Studying brigade histories

In the past couple of weeks, I have read Waters and Edmonds' history of the Florida brigade in the Army of Northern Virginia (A Small But Spartan Band) and James I. Robertson's The Stonewall Brigade. I must say that I found both of these books a little "light" in the research department. Neither book had any discussion of how a brigade functioned, of staff officers, or of armament. I understand that Confederate records can be sparse, but they are not that sparse. Last night, I started reading Hess's Lee's Tar Heels, a book I have owned a while, but don't recall ever reading it. I was impressed by what Hess wrote in the introduction:

"A unit history is a unique part of Civil War historiography... The ideal unit history should be complete and definitive, covering all aspects of its subject. Thus it is more than a mere recounting of that units battles; it should also describe the mobilization of manpower, the organization of the units, their acclimation to camp life, their initial combat experience, and the changing nature of the men's attitudes towards the war and the cause they fought to uphold. Ties to the home front, food, medical care, logistical support, political attitudes, social background, postwar life experiences, and many other topics ought to be covered as far as the available sources will allow."

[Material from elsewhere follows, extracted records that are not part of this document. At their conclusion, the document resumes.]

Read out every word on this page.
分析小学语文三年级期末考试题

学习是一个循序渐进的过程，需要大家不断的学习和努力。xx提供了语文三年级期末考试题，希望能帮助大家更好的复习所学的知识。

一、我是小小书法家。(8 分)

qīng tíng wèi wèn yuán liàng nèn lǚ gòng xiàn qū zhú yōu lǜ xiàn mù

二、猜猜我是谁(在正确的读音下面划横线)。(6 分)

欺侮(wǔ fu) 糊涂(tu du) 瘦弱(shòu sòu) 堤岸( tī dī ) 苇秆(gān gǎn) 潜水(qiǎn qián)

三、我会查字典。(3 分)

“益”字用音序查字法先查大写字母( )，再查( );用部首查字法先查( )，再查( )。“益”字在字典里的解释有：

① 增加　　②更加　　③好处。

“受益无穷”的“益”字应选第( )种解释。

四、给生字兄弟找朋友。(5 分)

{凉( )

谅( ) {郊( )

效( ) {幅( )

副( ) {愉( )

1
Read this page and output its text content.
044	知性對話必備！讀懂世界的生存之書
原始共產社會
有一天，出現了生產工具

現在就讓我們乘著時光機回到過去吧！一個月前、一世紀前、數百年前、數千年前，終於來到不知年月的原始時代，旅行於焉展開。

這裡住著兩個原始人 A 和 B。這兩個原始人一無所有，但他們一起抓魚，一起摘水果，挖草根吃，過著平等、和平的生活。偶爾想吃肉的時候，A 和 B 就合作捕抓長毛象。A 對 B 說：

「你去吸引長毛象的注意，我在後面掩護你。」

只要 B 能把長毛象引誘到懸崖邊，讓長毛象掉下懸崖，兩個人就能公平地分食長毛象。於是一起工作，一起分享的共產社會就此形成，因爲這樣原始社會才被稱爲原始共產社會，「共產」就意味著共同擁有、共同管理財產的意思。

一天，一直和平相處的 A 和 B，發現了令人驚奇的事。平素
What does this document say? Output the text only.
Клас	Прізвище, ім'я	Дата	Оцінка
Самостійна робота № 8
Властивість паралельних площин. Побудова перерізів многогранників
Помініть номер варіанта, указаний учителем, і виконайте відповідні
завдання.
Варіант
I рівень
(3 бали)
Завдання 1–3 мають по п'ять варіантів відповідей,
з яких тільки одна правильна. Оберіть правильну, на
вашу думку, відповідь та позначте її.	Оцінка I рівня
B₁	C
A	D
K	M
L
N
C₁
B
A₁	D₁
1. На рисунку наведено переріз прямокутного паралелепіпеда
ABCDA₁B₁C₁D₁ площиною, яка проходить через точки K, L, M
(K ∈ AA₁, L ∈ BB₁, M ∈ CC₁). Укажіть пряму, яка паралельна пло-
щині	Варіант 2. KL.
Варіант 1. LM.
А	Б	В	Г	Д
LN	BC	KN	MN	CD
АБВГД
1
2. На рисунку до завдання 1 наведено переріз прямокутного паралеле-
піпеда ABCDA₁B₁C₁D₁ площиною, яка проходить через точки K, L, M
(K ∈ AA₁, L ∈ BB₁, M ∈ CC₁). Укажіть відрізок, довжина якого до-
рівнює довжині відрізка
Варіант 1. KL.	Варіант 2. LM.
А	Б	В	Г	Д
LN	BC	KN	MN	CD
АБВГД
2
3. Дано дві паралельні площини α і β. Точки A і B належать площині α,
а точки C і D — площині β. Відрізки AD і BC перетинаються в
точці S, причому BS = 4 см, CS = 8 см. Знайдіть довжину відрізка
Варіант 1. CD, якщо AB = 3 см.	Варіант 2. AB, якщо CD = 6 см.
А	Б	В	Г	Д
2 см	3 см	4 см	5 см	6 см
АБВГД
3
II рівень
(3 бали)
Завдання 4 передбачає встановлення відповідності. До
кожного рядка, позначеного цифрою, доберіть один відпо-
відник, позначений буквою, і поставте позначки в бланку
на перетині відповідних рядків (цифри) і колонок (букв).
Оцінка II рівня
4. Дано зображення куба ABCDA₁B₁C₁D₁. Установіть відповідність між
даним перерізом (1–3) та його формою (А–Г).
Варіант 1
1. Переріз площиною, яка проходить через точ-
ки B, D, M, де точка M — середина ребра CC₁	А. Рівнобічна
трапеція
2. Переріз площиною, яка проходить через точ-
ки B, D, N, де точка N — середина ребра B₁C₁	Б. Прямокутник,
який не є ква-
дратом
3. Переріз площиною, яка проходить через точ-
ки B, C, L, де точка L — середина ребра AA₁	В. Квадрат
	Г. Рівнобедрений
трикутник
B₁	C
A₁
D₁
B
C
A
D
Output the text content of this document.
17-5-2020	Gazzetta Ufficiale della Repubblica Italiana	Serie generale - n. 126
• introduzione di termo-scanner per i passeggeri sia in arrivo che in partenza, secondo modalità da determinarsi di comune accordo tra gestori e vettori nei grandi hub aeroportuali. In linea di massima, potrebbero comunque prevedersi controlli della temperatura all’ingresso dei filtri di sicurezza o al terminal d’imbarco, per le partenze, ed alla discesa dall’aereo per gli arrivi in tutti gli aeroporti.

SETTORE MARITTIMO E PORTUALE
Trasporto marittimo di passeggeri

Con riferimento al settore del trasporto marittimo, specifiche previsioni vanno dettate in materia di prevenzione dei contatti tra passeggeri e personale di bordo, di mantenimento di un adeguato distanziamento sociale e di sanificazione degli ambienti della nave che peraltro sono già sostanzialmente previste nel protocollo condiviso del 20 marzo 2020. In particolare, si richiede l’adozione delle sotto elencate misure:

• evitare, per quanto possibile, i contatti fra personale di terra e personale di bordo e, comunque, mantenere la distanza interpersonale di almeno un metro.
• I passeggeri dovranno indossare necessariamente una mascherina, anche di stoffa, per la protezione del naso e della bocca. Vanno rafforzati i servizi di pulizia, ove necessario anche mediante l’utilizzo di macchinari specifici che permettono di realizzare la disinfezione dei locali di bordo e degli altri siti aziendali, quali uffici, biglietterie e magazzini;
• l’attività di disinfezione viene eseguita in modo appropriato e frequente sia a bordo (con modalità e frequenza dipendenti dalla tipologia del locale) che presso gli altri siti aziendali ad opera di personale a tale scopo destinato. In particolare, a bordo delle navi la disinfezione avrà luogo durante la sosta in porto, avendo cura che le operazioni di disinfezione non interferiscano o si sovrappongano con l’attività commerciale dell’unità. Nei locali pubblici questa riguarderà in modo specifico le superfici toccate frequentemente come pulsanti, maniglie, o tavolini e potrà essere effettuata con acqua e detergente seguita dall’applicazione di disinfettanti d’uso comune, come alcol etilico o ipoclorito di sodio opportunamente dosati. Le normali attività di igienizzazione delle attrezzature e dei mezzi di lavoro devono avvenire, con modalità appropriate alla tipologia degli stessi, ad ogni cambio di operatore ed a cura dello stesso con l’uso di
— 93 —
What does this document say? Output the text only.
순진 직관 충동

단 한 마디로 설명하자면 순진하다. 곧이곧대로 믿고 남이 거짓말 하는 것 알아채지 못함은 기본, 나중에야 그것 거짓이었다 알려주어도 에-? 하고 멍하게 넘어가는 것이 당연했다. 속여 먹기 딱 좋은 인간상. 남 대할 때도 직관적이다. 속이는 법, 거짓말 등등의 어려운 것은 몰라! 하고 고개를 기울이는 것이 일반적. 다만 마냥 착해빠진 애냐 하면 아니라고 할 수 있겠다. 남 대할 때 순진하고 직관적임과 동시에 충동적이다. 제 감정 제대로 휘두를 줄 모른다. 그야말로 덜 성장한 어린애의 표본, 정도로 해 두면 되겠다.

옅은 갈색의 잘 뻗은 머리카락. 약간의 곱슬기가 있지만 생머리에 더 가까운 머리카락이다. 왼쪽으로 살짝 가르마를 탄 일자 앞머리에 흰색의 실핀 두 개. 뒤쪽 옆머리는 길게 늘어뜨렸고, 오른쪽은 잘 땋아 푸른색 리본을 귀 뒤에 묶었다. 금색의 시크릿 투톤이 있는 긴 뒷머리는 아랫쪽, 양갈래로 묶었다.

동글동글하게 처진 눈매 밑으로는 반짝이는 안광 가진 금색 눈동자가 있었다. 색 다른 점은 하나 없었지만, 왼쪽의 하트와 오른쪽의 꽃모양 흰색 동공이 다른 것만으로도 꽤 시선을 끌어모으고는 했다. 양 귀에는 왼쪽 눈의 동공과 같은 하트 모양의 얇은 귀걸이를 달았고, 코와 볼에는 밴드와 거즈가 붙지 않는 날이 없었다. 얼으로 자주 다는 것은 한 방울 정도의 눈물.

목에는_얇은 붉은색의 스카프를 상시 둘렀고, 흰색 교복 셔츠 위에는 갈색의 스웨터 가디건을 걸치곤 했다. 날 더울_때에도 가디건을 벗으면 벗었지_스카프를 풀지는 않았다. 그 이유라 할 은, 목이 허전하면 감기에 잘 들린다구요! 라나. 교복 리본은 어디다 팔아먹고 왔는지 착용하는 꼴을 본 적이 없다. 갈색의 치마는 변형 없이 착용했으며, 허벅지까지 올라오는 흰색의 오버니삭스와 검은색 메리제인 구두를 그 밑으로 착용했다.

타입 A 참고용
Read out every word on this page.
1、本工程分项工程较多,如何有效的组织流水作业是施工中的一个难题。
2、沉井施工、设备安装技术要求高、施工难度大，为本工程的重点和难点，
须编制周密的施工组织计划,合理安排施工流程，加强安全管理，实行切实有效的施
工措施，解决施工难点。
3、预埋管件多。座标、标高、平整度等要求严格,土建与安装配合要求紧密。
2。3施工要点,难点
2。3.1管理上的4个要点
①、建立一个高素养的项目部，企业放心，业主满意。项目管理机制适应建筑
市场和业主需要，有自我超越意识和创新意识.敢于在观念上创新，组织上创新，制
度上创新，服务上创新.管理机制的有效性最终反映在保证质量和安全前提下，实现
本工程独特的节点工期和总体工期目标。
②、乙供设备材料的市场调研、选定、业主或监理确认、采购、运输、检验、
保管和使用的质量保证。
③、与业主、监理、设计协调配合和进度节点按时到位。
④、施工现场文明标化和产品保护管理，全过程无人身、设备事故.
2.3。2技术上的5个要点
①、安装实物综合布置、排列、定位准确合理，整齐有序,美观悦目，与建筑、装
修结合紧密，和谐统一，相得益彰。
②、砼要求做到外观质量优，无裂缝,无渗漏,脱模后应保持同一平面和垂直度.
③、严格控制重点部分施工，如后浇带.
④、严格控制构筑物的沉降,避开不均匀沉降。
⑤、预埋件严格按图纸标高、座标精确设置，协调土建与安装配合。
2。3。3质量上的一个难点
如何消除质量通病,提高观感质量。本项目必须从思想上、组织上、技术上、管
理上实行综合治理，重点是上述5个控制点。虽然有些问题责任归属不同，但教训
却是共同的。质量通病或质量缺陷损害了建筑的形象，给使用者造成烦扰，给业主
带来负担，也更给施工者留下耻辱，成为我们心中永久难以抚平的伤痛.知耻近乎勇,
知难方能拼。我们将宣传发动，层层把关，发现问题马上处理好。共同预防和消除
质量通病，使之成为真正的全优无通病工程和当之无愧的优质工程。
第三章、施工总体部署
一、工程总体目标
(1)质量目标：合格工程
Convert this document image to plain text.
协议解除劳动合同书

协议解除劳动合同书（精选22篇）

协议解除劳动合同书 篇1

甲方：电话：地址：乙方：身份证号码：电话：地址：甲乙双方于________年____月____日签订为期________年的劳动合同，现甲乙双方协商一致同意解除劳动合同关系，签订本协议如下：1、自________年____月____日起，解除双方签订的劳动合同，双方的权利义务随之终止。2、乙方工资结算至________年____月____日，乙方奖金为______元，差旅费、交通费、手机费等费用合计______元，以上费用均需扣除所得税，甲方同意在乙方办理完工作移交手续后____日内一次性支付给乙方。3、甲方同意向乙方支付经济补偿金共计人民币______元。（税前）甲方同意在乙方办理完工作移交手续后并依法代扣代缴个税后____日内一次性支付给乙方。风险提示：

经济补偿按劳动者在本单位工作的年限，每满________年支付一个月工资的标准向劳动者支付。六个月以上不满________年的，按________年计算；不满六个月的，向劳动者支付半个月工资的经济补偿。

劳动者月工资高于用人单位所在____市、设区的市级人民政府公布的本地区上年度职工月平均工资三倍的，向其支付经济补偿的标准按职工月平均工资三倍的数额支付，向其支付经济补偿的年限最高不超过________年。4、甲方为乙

In both of the regimentals that I have written, I've striven hard to make sure every one of those little pieces of the puzzle is portrayed within the text. I would add to Hess's list this: good maps and plentiful war-time images of the soldiers who fought in those regiments/brigades. In the books I wrote on the 37th NCT and 58th NCT, I went as far to include photographs of relics as well: flags carried, uniforms worn, gear carried, and in the case of the 37th NCT, their general and special order books. Added to this, post-war veteran reunion images, monuments the veterans helped erect, and an occasional tombstone of interest. If space allows, modern photos of places the regiment fought might be good. I did not do this in the 37th NCT book, but I added a photo or two of places in the 58th NCT book.

Up front, I can go ahead and say that there will not be any modern battlefield photos in the Branch-Lane book. I should have a surplus of war-time images from which to choose.

Since many people mention to me their own desires to write a regimental history from time to time, I think I will do a series of posts on "Unpacking your regimental toolbox." It should be a good exercise as I work on the Branch-Lane project.